Sometimes our grief is about transition, and the turning from one life to another, from old dreams to new dreams, even from one worldview to another. Transitions can be remarkably beautiful and brutally hard; they can be sacred and important and terribly painful. And there’s grief in all of that. Of course, there is.
And sometimes, sometimes our grief is about disappointment, or even anger and rage, for empires that dehumanize our neighbors, and tyrants who demoralize our democracy, and zealots who turn to war without ever counting the cost, and mask their thoughtlessness in the language of faith.
So Mary Magdalene, indeed, she’s one of us. Standing outside the ransacked tomb, crying. Traumatized by violence in the streets. Her world, her life, her community divided and diminished all over again. She too struggles to find words for prayer.
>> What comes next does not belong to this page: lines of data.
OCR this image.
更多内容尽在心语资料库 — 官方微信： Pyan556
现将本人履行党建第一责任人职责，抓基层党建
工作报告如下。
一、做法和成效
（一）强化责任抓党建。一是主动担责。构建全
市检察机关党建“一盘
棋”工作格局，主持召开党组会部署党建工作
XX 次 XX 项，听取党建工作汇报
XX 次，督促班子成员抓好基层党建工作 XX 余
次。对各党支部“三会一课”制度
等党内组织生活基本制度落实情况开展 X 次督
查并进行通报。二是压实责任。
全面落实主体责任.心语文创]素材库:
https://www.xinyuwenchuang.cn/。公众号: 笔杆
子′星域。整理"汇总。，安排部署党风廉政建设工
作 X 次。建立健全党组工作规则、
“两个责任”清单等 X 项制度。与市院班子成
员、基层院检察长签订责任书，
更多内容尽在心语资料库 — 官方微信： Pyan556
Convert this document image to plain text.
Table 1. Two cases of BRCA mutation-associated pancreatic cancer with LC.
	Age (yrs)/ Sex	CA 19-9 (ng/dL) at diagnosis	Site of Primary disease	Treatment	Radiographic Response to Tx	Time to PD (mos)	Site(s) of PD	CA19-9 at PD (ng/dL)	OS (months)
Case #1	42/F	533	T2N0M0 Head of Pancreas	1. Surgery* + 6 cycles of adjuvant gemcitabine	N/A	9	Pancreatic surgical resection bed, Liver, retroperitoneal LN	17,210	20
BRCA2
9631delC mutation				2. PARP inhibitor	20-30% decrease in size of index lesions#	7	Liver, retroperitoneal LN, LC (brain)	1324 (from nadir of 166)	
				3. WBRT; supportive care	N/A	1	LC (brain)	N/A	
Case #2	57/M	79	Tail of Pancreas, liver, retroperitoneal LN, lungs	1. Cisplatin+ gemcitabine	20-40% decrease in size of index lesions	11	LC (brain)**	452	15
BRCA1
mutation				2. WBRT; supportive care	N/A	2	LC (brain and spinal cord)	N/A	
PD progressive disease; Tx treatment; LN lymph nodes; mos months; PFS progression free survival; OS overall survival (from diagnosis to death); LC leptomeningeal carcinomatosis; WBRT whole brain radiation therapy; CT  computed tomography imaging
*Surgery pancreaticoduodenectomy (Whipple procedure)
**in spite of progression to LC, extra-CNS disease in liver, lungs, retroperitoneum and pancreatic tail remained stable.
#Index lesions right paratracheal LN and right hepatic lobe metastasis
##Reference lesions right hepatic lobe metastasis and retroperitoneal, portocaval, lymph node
She too wonders if faith will ever make sense again. She too suspects that all his talk of love, all his musing on mercy, was just fantasy, illusion, even hope betrayed. She’s one of us.
And then, through her tears, through the salty rivers in her swollen eyes, Mary sees a gardener. At least, she thinks so. A gardener. And this is her ‘kairos’ moment. This is where Easter splits open the hard rock of despair and reveals light and hope and new worlds of possibility. Because the gardener knows her name. It turns out that the gardener knows her name. And now he speaks her name. The gardener is Jesus, who was crucified by empire, who was mocked by soldiers, who was betrayed by friends: Jesus who says now: “Mary.” Which is to say, “I know you.” Which is to say, “Love lives again.” المسيح قام! (Al-Masīḥ qām!)…Christ is risen.